I'd say this is a setup for a joke later on in the blog post, except the joke doesn't even make sense, so I don't really know what this is. Generated by ChatGPT.
There’s a semi-well-known adage in software development that says when you have a hard code change, you should “first make the hard change easy, and then make the easy change.” In other words, refactor the code (or do whatever else you need to do) to simplify the change you’re trying to make before trying to make the change. This is especially good advice if you have a good automated test suite—you can first do your refactor without changing any program behaviour, and be relatively confident that you haven’t introduced any bugs or regressions in your refactor; and then you can make a smaller change that actually introduces your new feature.
Today I’m going to talk about how I followed the opposite of this advice for SimKube: I first made the easy change hard, and then I made the hard change. Because I can never do anything easy.
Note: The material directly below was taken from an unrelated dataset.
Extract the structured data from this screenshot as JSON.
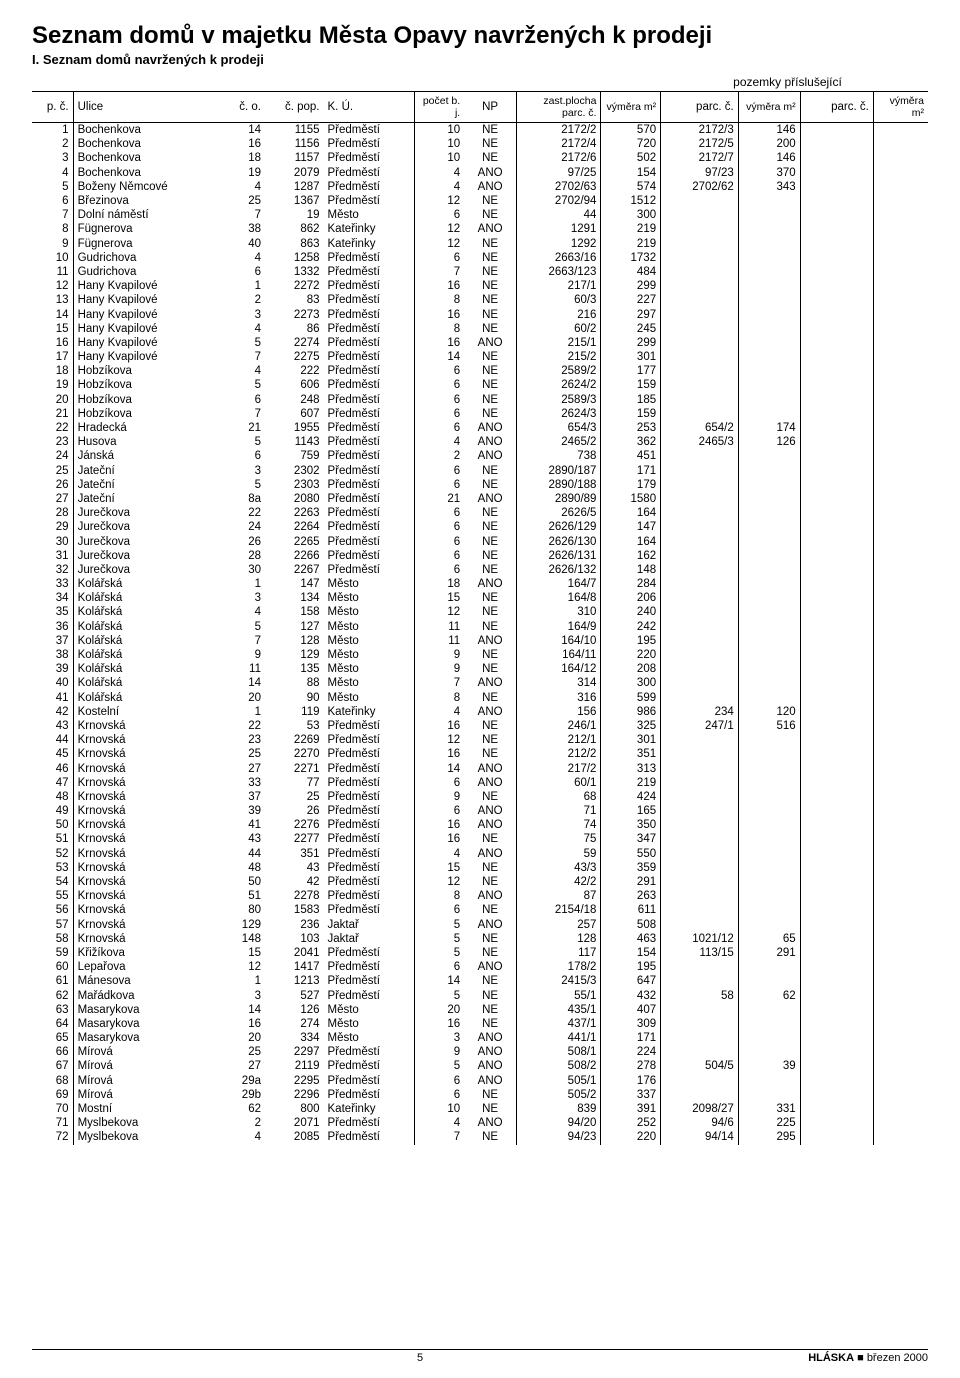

Anyways this is going to be a fairly technical post, with a bit of a deep dive into SimKube internals and also a bunch of Rust programming techniques, so I hope you’ve had your coffee!
Who owns the owned objects?
First, a quick overview of the problem I needed to solve: in Kubernetes, resources can be owned by other resources. For example, a Deployment owns zero or more ReplicaSets, and each ReplicaSet owns zero or more Pods. These are tracked by setting an OwnerReference on the owned resource; if you wanted to know what Deployment a Pod belongs to, you would follow the chain of OwnerReference s from the Pod to the ReplicaSet to the Deployment.
Recall that in SimKube, there is a component called the tracer, which lives in your production Kubernetes cluster and watches for changes to the resources in that cluster. You can then export those changes to a trace file for replay in your simulated environment. In the tracer, you can configure what resources to watch like this:
trackedObjects: apps/v1.Deployment: podSpecTemplatePaths: - /spec/template
The above config file tells the tracer to watch for changes to Deployments in the cluster. In this case, when you replay a trace in your simulated environment, SimKube would create all of the Deployments specified in the trace file, and then the controller manager in your simulated cluster would create the ReplicaSets and Pods that are owned by those Deployments. This is all fine and good, but what would happen if you had a config file that looked like this?
trackedObjects: apps/v1.Deployment: podSpecTemplatePaths: - /spec/template apps/v1.ReplicaSet: podSpecTemplatePaths: - /spec/template
Now, the tracer would record changes to all Deployments and ReplicaSets in the cluster; when we replay this trace in the simulated environment, SimKube would create all of the Deployments, as well as all of the ReplicaSets owned by those Deployments. At the same time, the controller manager in the simulation cluster would create a second copy of the ReplicaSets owned by those deployments. Whoops! Now we have two copies of our ReplicaSets. That’s no good.